Dscf1741 5/11(木)、ポートランド州立大学(PSU Portland State University)を訪問。

対応者は、パブリックサービス研究・実践センター 副所長の西芝 雅美 氏と、経済学教授の伊藤 宏之 氏(写真)。

人口減少社会を迎え財政状況が厳しくなる中、私は、「住民参画」は日本の地方自治にとって重要なカギとなると考えており、以前からこの大学の取り組みに関心がありました。

今回は短時間ではありましたが非常に有用なご意見をうかがうことができました。同行した鈴木議員は、すでに8月に再訪するとしています。

ポートランドには先進的な住民参加システム「ネイバーフッドアソシエーション(Neighborhood Association)」があります。

西芝先生はこの合意形成における住民との対話の重要性などに着目し、PSUのカリキュラムに「Community Based Learning」「Service Learning」と言われる手法を導入し、これまでも東京財団の「週末学校(自治体職員研修)」を受け入れています。

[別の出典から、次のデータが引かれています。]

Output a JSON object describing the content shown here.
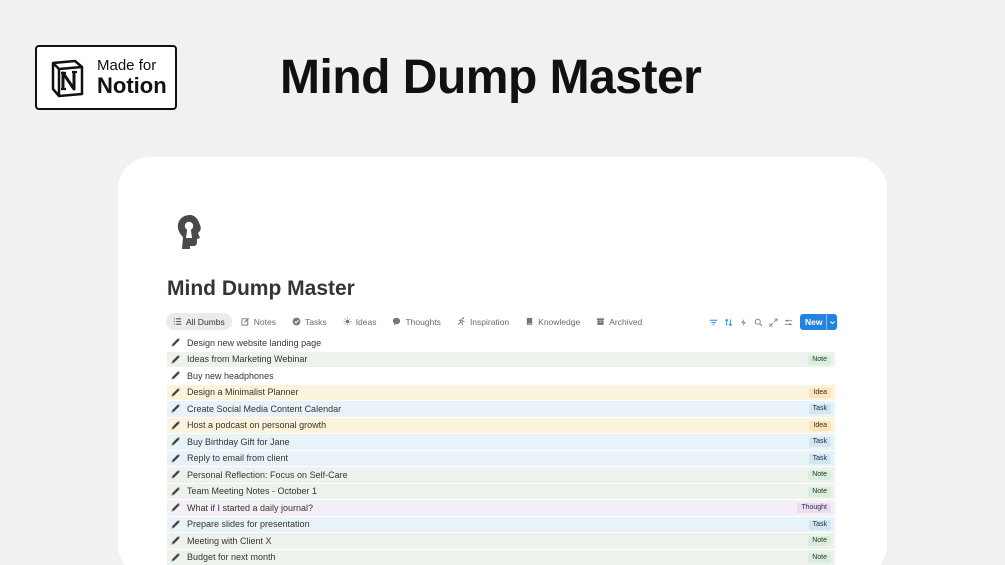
{
  "badge": {
    "line1": "Made for",
    "line2": "Notion",
    "icon": "notion-logo-icon"
  },
  "hero": {
    "title": "Mind Dump Master"
  },
  "page": {
    "title": "Mind Dump Master",
    "icon": "head-keyhole-icon"
  },
  "tabs": [
    {
      "label": "All Dumbs",
      "icon": "list-icon",
      "active": true
    },
    {
      "label": "Notes",
      "icon": "edit-icon",
      "active": false
    },
    {
      "label": "Tasks",
      "icon": "check-circle-icon",
      "active": false
    },
    {
      "label": "Ideas",
      "icon": "sun-icon",
      "active": false
    },
    {
      "label": "Thoughts",
      "icon": "speech-bubble-icon",
      "active": false
    },
    {
      "label": "Inspiration",
      "icon": "run-icon",
      "active": false
    },
    {
      "label": "Knowledge",
      "icon": "book-icon",
      "active": false
    },
    {
      "label": "Archived",
      "icon": "archive-icon",
      "active": false
    }
  ],
  "toolbar": {
    "tools": [
      "filter-icon",
      "sort-icon",
      "lightning-icon",
      "search-icon",
      "expand-icon",
      "settings-sliders-icon"
    ],
    "new_label": "New",
    "accent": "#2383e2"
  },
  "tag_colors": {
    "Note": {
      "bg": "#dbeddb",
      "fg": "#1c3829",
      "row": "#edf3ec"
    },
    "Idea": {
      "bg": "#fbe4b8",
      "fg": "#402c1b",
      "row": "#fbf3db"
    },
    "Task": {
      "bg": "#d3e5ef",
      "fg": "#183347",
      "row": "#e7f3f8"
    },
    "Thought": {
      "bg": "#e8deee",
      "fg": "#412454",
      "row": "#f4eef7"
    }
  },
  "rows": [
    {
      "label": "Design new website landing page",
      "tag": ""
    },
    {
      "label": "Ideas from Marketing Webinar",
      "tag": "Note"
    },
    {
      "label": "Buy new headphones",
      "tag": ""
    },
    {
      "label": "Design a Minimalist Planner",
      "tag": "Idea"
    },
    {
      "label": "Create Social Media Content Calendar",
      "tag": "Task"
    },
    {
      "label": "Host a podcast on personal growth",
      "tag": "Idea"
    },
    {
      "label": "Buy Birthday Gift for Jane",
      "tag": "Task"
    },
    {
      "label": "Reply to email from client",
      "tag": "Task"
    },
    {
      "label": "Personal Reflection: Focus on Self-Care",
      "tag": "Note"
    },
    {
      "label": "Team Meeting Notes - October 1",
      "tag": "Note"
    },
    {
      "label": "What if I started a daily journal?",
      "tag": "Thought"
    },
    {
      "label": "Prepare slides for presentation",
      "tag": "Task"
    },
    {
      "label": "Meeting with Client X",
      "tag": "Note"
    },
    {
      "label": "Budget for next month",
      "tag": "Note"
    }
  ]
}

「ネイバーフッドアソシエーション」は、ポートランド市内に96あるエリアごとに分かれた住民参画組織で、イメージ的には「自治会連合会」に近いものです。

日本との大きな違いは、行政の肩代わりではなく、住民から声が上がるしくみを持っていることですが、もちろん最初からこうしたシステムがあったわけではなく、ポートランドでも最初はぶつかっていたということです。

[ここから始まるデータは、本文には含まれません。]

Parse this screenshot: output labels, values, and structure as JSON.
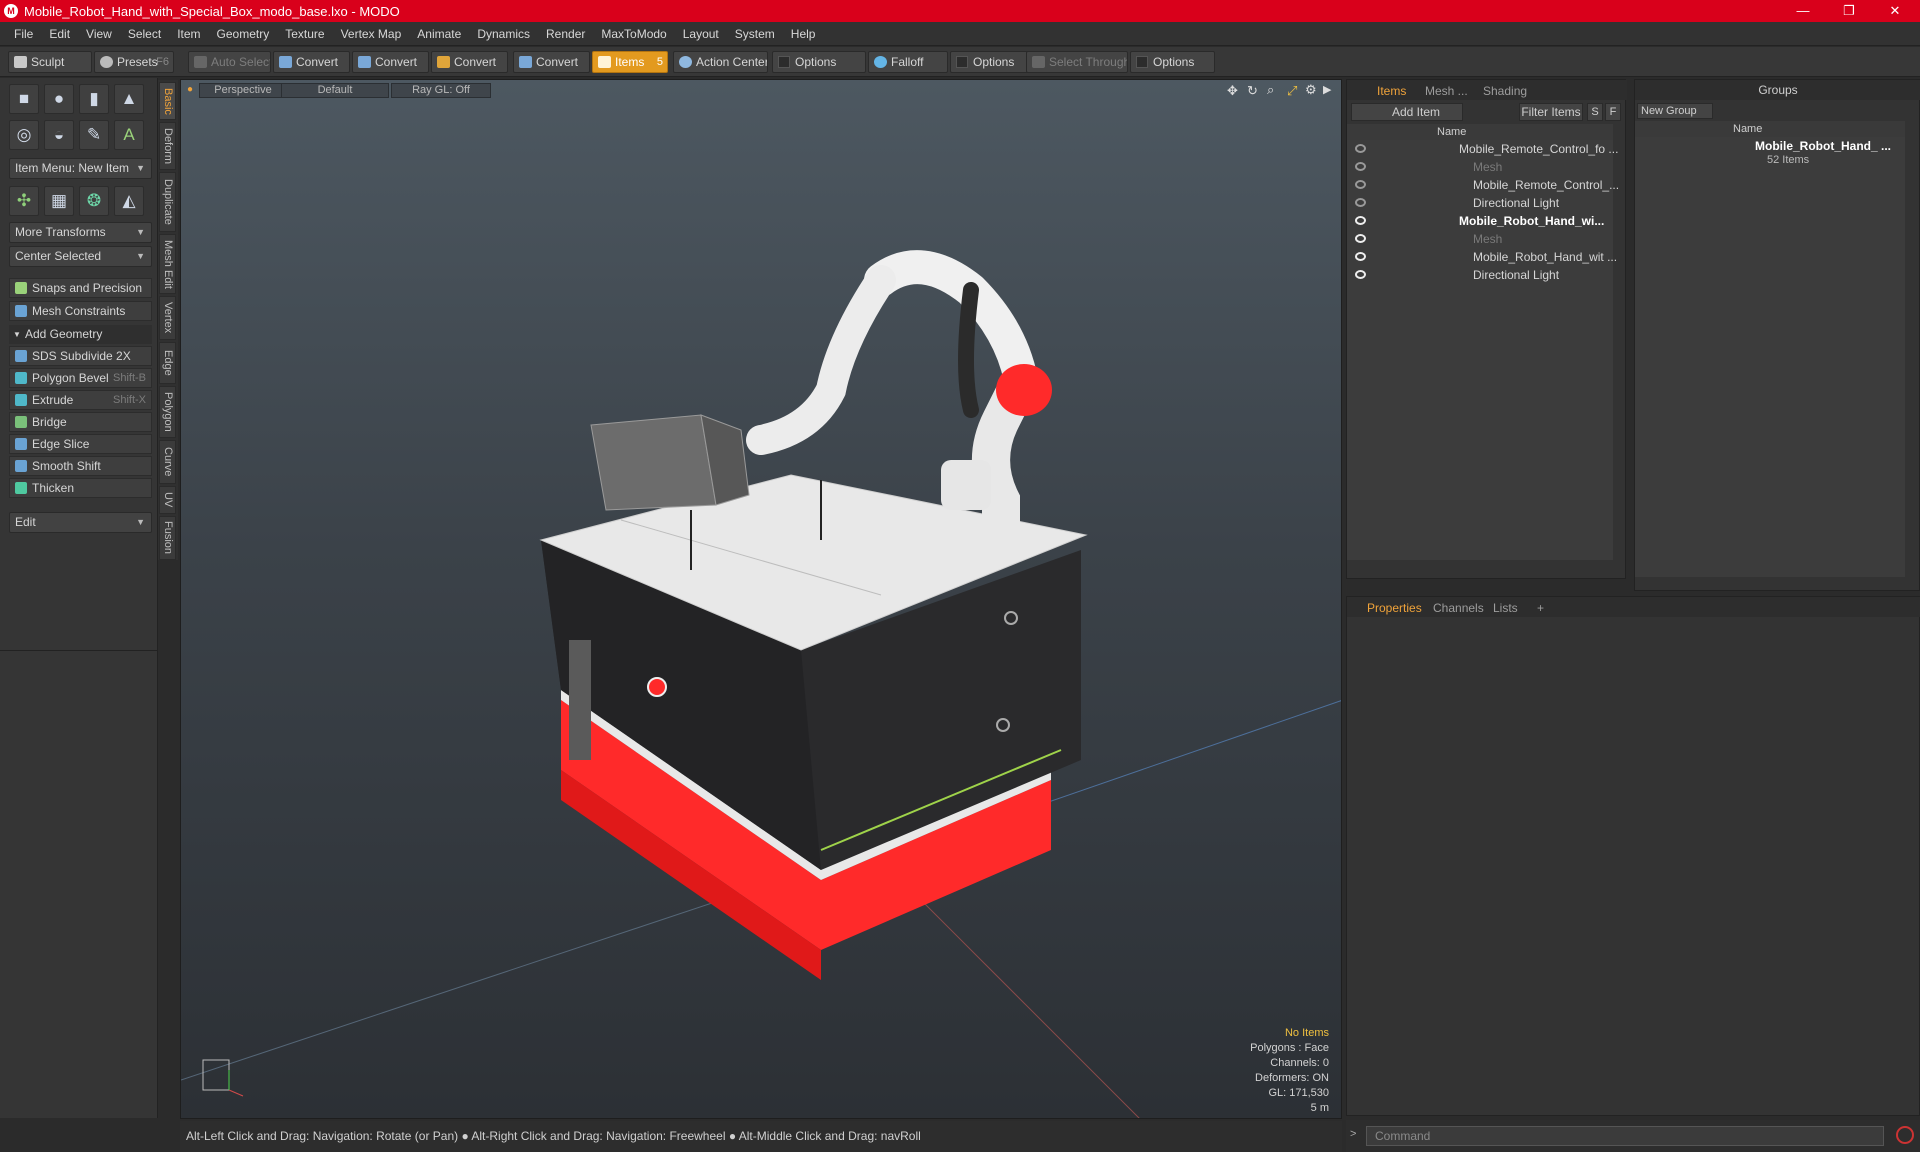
{
  "window": {
    "title": "Mobile_Robot_Hand_with_Special_Box_modo_base.lxo - MODO",
    "minimize_glyph": "—",
    "restore_glyph": "❐",
    "close_glyph": "✕"
  },
  "menu": [
    "File",
    "Edit",
    "View",
    "Select",
    "Item",
    "Geometry",
    "Texture",
    "Vertex Map",
    "Animate",
    "Dynamics",
    "Render",
    "MaxToModo",
    "Layout",
    "System",
    "Help"
  ],
  "toolbar": {
    "sculpt": "Sculpt",
    "presets": "Presets",
    "presets_hotkey": "F6",
    "auto_select": "Auto Select",
    "convert": "Convert",
    "items": "Items",
    "items_count": "5",
    "action_center": "Action Center",
    "options": "Options",
    "falloff": "Falloff",
    "select_through": "Select Through"
  },
  "left_panel": {
    "item_menu": "Item Menu: New Item",
    "more_transforms": "More Transforms",
    "center_selected": "Center Selected",
    "snaps": "Snaps and Precision",
    "mesh_constraints": "Mesh Constraints",
    "add_geometry": "Add Geometry",
    "tools": [
      {
        "label": "SDS Subdivide 2X",
        "shortcut": ""
      },
      {
        "label": "Polygon Bevel",
        "shortcut": "Shift-B"
      },
      {
        "label": "Extrude",
        "shortcut": "Shift-X"
      },
      {
        "label": "Bridge",
        "shortcut": ""
      },
      {
        "label": "Edge Slice",
        "shortcut": ""
      },
      {
        "label": "Smooth Shift",
        "shortcut": ""
      },
      {
        "label": "Thicken",
        "shortcut": ""
      }
    ],
    "edit": "Edit"
  },
  "vertical_tabs": [
    "Basic",
    "Deform",
    "Duplicate",
    "Mesh Edit",
    "Vertex",
    "Edge",
    "Polygon",
    "Curve",
    "UV",
    "Fusion"
  ],
  "viewport": {
    "view": "Perspective",
    "shading": "Default",
    "raygl": "Ray GL: Off",
    "info": {
      "selection": "No Items",
      "polygons": "Polygons : Face",
      "channels": "Channels: 0",
      "deformers": "Deformers: ON",
      "gl": "GL: 171,530",
      "scale": "5 m"
    },
    "colors": {
      "accent_red": "#ff2a2a",
      "body_dark": "#2a2a2c",
      "body_top": "#e8e8e8",
      "trim_green": "#9fd34a"
    }
  },
  "status_bar": "Alt-Left Click and Drag: Navigation: Rotate (or Pan) ● Alt-Right Click and Drag: Navigation: Freewheel ● Alt-Middle Click and Drag: navRoll",
  "items_panel": {
    "tabs": [
      "Items",
      "Mesh ...",
      "Shading"
    ],
    "add_item": "Add Item",
    "filter_items": "Filter Items",
    "s_btn": "S",
    "f_btn": "F",
    "col_name": "Name",
    "rows": [
      {
        "label": "Mobile_Remote_Control_fo ...",
        "bold": false,
        "dim": false
      },
      {
        "label": "Mesh",
        "bold": false,
        "dim": true
      },
      {
        "label": "Mobile_Remote_Control_...",
        "bold": false,
        "dim": false
      },
      {
        "label": "Directional Light",
        "bold": false,
        "dim": false
      },
      {
        "label": "Mobile_Robot_Hand_wi...",
        "bold": true,
        "dim": false
      },
      {
        "label": "Mesh",
        "bold": false,
        "dim": true
      },
      {
        "label": "Mobile_Robot_Hand_wit ...",
        "bold": false,
        "dim": false
      },
      {
        "label": "Directional Light",
        "bold": false,
        "dim": false
      }
    ]
  },
  "groups_panel": {
    "title": "Groups",
    "new_group": "New Group",
    "col_name": "Name",
    "group_name": "Mobile_Robot_Hand_ ...",
    "group_count": "52 Items"
  },
  "properties_panel": {
    "tabs": [
      "Properties",
      "Channels",
      "Lists"
    ],
    "add": "+"
  },
  "command": {
    "placeholder": "Command"
  }
}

伊藤先生は本来経済学者ですが、震災復興事業に関心がおありで、日本の東日本大震災の復興事業に日本とポートランドの合意形成のしくみの違いがよく表れていると指摘されています。

たとえば、想定津波高より低いコンクリートの防潮堤や、耕す見込みがない田んぼの復旧など、どの程度民意を反映しているのか疑問。中央政府は地方政府を信用していないように見受けられるが、もっと自治体の自立を促すべきだが、現在はお互いに責任がない状態になっていると言います。

さらに民主主義の基本は政府の介入が無いこと(民間でできることは民間で・・・補完性の原理ですね)で、震災復興事業の予算が減ってきてNPOが引き上げているが、本来は民間のアイデアを採用して行政が予算化すべきであり、日本のNPOビジネスは逆行している。行政が丸抱えでなく、少なくとも50:50で民間の自助努力も必要としながら事業をやるべき。日本はノンプロフィットセクターを育てるべきではないかと厳しく指摘されています。

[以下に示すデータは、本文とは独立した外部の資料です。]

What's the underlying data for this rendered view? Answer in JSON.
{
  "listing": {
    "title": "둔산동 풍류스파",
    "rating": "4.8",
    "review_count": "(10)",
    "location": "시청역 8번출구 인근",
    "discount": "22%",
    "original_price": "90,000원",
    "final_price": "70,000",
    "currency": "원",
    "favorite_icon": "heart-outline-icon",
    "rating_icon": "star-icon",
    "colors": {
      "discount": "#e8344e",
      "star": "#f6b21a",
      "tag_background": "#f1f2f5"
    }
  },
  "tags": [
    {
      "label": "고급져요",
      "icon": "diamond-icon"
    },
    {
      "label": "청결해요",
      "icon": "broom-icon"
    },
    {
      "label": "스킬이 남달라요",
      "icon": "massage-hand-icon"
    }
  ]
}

最後に西芝先生から「Community Based Learning」や「Service Learning」を静岡県でも県立大等で取り入れてはどうかとの提案をいただきました。

PSUは国際部で1週間単位の留学を受け入れており、早稲田大学や広島修道大学(2週間)から来た学生が住民参加やイノベーションのプログラムを行っているとのこと。

このほか8月には自治体関係者や議員、一般市民を対象にしたプログラムを実施し、10月には日本の大学関係者を招いた会議を予定しているので、そうした機会への参加促進も考えられます。

すでに牧之原市で取り組みが進んでいますが、静岡県内でも住民と行政との新たな関係づくりを進める必要があります。